The problems overseas, as we know, are both monetary and fiscal. Key elections are to take place in Greece this weekend, and like France’s recent campaign, there is little difference among the candidates and prior governance. All candidates are pro ECB (European Central Bank) yet some are "anti-bailout." I don’t know how such a position can be legitimate.  

To call a spade a shovel: too many countries in Europe lack the discipline to live within the boundaries of their own means. So in order to sustain their lifestyle, countries like Greece must rely on a redistribution of wealth from better managed countries like Germany. In Europe the wealth transfer largely runs through the ECB. To be pro-ECB and anti-bailout seems somewhat of a political oxymoron. 

And it doesn’t come without a cost.

Increasingly, European countries are agreeing to give up long-term sovereign rights in exchange for another short-term monetary bailout. To drive this point home: understand that Greek central governance is agreeing to a long-term subservient role in determining the social security of its citizens for a short-term monetary benefit. These are conditions that incubate revolutions. And why not?  

Europe is too big and diverse to be managed effectively by one body – just like American banks. In both markets, bailouts act like deodorant, covering up only the foul smell – not the foul itself. They fix nothing. They solve nothing. They’re too easy: print more money, spend it, and then worry about it later. Any benefit is temporary at best, political in the least. Solutions, on the other hand, are never easy. They require hard choices, sacrifices, and extreme effort. 

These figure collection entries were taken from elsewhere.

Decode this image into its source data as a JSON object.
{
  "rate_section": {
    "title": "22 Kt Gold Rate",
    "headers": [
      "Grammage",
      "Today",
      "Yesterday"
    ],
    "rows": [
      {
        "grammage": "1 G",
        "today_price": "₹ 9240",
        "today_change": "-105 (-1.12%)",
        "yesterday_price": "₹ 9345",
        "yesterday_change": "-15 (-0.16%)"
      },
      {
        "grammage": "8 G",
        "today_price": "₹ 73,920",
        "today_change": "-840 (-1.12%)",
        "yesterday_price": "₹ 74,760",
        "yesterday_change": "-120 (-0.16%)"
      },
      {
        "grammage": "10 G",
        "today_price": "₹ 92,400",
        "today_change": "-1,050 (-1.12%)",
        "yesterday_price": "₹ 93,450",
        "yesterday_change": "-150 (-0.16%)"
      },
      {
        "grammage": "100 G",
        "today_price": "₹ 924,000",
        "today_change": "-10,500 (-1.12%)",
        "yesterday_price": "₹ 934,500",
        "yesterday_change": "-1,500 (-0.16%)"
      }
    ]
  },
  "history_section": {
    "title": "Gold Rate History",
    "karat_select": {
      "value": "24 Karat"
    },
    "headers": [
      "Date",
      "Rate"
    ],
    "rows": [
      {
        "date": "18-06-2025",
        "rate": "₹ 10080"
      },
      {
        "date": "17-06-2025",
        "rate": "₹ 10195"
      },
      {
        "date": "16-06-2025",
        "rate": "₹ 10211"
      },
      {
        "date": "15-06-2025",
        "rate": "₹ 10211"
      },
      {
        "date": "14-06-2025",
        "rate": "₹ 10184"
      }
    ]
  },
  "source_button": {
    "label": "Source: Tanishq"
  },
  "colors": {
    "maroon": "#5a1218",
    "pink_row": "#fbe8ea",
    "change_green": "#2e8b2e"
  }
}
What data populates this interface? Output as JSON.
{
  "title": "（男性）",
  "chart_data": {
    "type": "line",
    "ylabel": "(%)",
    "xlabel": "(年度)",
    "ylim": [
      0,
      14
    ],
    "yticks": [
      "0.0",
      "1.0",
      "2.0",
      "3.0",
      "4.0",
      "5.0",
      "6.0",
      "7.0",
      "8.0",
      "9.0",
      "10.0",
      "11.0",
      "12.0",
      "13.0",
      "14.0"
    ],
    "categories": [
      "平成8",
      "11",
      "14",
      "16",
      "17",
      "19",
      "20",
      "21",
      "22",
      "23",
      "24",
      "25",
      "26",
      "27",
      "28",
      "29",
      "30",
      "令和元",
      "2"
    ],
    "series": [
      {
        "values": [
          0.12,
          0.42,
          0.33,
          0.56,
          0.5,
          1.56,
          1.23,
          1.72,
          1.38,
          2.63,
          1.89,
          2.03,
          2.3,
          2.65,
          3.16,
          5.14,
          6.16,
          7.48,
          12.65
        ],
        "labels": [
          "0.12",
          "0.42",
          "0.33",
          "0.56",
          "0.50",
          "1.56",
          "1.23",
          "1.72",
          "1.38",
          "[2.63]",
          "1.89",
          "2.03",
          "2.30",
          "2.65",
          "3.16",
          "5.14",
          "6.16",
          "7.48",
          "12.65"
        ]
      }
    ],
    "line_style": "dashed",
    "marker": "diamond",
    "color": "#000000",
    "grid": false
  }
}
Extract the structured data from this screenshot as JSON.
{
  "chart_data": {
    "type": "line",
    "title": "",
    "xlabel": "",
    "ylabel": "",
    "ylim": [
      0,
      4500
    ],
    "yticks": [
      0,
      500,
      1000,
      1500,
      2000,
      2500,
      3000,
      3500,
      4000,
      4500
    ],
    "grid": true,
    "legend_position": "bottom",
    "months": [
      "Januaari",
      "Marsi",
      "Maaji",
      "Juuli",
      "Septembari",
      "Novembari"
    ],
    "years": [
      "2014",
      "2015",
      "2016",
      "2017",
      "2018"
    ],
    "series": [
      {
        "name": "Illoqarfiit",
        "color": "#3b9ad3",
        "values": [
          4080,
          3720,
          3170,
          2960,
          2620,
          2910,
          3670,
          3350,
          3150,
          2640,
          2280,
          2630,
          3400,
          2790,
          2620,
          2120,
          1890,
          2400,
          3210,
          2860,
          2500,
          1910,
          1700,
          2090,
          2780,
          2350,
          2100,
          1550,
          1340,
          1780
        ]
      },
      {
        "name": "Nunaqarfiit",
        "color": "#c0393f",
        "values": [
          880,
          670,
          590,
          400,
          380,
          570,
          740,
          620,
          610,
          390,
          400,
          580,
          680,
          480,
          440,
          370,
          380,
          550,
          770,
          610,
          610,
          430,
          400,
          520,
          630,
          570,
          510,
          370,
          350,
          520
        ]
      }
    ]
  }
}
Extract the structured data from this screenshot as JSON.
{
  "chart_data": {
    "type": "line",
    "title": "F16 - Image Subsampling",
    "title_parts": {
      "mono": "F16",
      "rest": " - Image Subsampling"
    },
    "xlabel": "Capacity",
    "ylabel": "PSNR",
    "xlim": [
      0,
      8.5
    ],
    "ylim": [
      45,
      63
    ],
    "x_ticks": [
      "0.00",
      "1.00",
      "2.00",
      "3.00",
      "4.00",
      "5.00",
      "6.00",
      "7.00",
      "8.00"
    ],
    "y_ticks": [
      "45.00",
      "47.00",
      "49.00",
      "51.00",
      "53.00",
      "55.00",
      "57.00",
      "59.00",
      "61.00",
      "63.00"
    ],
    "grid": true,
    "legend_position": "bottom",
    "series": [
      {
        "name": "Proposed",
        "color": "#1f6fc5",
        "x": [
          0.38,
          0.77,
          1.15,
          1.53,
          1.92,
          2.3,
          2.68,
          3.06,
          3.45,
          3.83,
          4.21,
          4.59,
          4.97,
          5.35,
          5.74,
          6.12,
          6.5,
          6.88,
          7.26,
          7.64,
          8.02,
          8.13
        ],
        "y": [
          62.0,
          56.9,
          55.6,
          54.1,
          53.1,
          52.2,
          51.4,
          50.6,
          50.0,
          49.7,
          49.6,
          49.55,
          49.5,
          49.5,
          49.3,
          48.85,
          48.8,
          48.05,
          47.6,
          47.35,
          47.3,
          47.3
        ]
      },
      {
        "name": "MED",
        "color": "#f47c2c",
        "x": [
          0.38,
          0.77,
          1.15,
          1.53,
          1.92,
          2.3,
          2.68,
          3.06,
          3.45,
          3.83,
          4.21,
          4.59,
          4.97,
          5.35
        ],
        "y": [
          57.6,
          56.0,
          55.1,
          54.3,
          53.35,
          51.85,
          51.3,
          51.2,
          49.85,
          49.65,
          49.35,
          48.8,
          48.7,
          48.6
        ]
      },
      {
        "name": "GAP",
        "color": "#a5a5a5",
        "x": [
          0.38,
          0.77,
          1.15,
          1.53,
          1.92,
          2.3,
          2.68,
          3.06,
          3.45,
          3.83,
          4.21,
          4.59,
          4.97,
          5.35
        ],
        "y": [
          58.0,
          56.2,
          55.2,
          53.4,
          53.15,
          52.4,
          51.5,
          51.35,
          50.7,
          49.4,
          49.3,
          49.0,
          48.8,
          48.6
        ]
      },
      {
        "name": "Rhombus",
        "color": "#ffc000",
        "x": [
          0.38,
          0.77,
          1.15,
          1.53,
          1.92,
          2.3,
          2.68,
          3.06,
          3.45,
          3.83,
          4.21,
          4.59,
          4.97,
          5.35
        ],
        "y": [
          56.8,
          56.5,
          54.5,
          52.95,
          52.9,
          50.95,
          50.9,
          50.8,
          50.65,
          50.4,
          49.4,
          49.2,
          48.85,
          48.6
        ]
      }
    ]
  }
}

The solution to fixing the American banking system is to start with a broad based de-institutionalization (a break up of the financial industry) – and that includes making some hard decisions about Fannie and Freddie, who continue to artificially depress housing values. They do so to limit consumer debt and lending – to limit catastrophe – and to limit the need for bailouts.  

But this isn’t the way to solve the "too big to fail" problem. It stifles growth and inserts politics into home ownership. There’s no reason for that. But because Fannie and Freddie are government owned and guarantee the vast majority of all mortgages, they corrupt the mortgage market by politicizing it. That’s why hundreds of thousands of middle-class Americans can’t refinance their home mortgages while cash-buying foreign ownership is spiking (see: Foreigners Snap Up Properties in the U.S., Wall Street Journal on-line.) 
The government needs to get out of the housing market. It can’t begin to recover until then. Fannie and Freddie must be disbanded and/or entirely privatized. Again, the industry needs to get smaller, and freer.  

And like the U.S. banking system, Europe’s solution is independence (a break up of the monetary union) – a move to smaller, more competitive and responsible fiscal entities. Sadly, many countries in Europe prefer dependence, bailouts, and controlled markets, over freedom and independence – just like the American banking system.

That’s the European irony.  

None of it is good for stocks, money, or land values.